【Swift入門】iOSアプリでHTTPリクエストを行う方法|URLSessionとDataTaskの使い方を徹底解説
iOSアプリでHTTPリクエストを実行するには、URLSessionとDataTaskを使用します。具体的には、設定(Configuration)、セッション(Session)、URL、リクエスト(Request)、データタスク(DataTask)の各オブジェクトを順番に作成していきます。本記事では、その一連の手順をわかりやすく解説します。
HTTPリクエストの種類
HTTPリクエストには複数の種類があり、サーバーに対してどのような操作を行いたいかによって使い分けます。基本的なリクエストタイプは以下の通りです。
- GET:データの取得
- POST:データの送信・新規作成
- PUT:データの更新
- DELETE:データの削除
これらは利用するAPIの仕様に応じて自由に選択できます。基本的な処理の流れはどのリクエストタイプでも共通しています。ここでは例として、「DELETE」タイプのリクエストを実装する手順を見ていきましょう。
HTTPリクエストの実装手順
1. セッションオブジェクトを作成する
まず、デフォルト設定を使用してセッションオブジェクトを作成します。
let configuration = URLSessionConfiguration.default let session = URLSession(configuration: configuration)
2. URLRequestオブジェクトを作成する
次に、必要なタイプ(GET・POST・PUT・DELETE)のURLRequestを作成します。この例では「DELETE」タイプを指定しています。また、ヘッダーの「Content-Type」と「Accept」の両方に「application/json」を設定することで、JSON形式のデータを扱うことをサーバーに伝えています。

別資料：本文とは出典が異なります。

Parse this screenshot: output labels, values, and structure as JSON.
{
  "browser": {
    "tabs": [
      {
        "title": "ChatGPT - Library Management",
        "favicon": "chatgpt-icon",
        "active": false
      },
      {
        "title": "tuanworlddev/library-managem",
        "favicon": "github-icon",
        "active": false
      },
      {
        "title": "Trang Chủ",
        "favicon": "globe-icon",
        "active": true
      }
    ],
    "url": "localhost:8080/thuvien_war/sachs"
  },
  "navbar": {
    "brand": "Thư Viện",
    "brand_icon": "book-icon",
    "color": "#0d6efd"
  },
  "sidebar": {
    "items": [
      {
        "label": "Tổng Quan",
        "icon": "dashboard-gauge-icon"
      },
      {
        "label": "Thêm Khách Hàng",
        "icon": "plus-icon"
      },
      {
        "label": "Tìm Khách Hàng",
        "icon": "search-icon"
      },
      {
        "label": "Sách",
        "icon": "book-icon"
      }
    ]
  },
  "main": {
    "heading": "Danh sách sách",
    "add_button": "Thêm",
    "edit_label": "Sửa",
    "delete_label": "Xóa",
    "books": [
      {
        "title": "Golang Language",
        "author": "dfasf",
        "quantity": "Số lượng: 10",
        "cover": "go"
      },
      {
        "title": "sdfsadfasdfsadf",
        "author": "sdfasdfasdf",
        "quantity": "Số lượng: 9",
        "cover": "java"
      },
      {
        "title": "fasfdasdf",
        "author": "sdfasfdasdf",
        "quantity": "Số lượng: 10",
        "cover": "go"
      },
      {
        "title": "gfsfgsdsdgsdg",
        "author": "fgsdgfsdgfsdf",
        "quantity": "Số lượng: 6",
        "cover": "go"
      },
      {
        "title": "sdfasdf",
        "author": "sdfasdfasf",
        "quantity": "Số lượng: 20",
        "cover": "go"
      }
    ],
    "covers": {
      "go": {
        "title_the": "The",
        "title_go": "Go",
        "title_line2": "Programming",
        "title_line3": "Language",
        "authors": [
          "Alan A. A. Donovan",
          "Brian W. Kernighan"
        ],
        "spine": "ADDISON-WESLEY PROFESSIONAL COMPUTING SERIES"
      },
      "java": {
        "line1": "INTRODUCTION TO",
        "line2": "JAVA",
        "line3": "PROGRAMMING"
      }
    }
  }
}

let url = URL(string: URLString)
//let url = NSURL(string: urlString as String)
var request : URLRequest = URLRequest(url: url!)
request.httpMethod = "DELETE"
request.addValue("application/json", forHTTPHeaderField: "Content-Type")
request.addValue("application/json", forHTTPHeaderField: "Accept")
3. DataTaskを実行する
リクエストオブジェクトを作成したら、先ほど用意したURLに対してdataTaskを実行します。レスポンスのステータスコードを判定することで、成功(200)やエラー(400など)に応じた処理を記述できます。
let dataTask = session.dataTask(with: url!) { data,response,error in
guard let httpResponse = response as? HTTPURLResponse, let receivedData = data
else {
print("error: not a valid http response")
return
}
switch (httpResponse.statusCode) {
case 200: //success response.
break
case 400:
break
default:
break
}
}
dataTask.resume()
重要なポイントは、最後にdataTask.resume()を呼び出してタスクを開始することです。この呼び出しを忘れると、リクエストは一切実行されないので注意しましょう。
4. 関数としてまとめて再利用する
ここまでのコードを1つの関数にまとめれば、アプリ内のどこからでも簡単にAPIを呼び出せるようになります。
func hitAPI(_for URLString:String) {
let configuration = URLSessionConfiguration.default
let session = URLSession(configuration: configuration)
let url = URL(string: URLString)
//let url = NSURL(string: urlString as String)
var request : URLRequest = URLRequest(url: url!)
request.httpMethod = "DELETE"
request.addValue("application/json", forHTTPHeaderField: "Content-Type")
request.addValue("application/json", forHTTPHeaderField: "Accept")
let dataTask = session.dataTask(with: url!) { data,response,error in
// 1: Check HTTP Response for successful GET request
guard let httpResponse = response as? HTTPURLResponse, let receivedData = data
else {
print("error: not a valid http response")
return
}
switch (httpResponse.statusCode) {
case 200:
//success response.
break
case 400:
break
default:
break
}
}
dataTask.resume()
}
注意: 一部のAPIにアクセスする場合は、info.plistファイルでApp Transport Security(ATS)の例外設定を許可する必要があることがあります。
なお、このサンプルコードはデータを削除する実際のAPIが必要になるため、単体で実行しても出力結果は表示されません。実際に動作を確認する際は、テスト用のAPIエンドポイントを用意してください。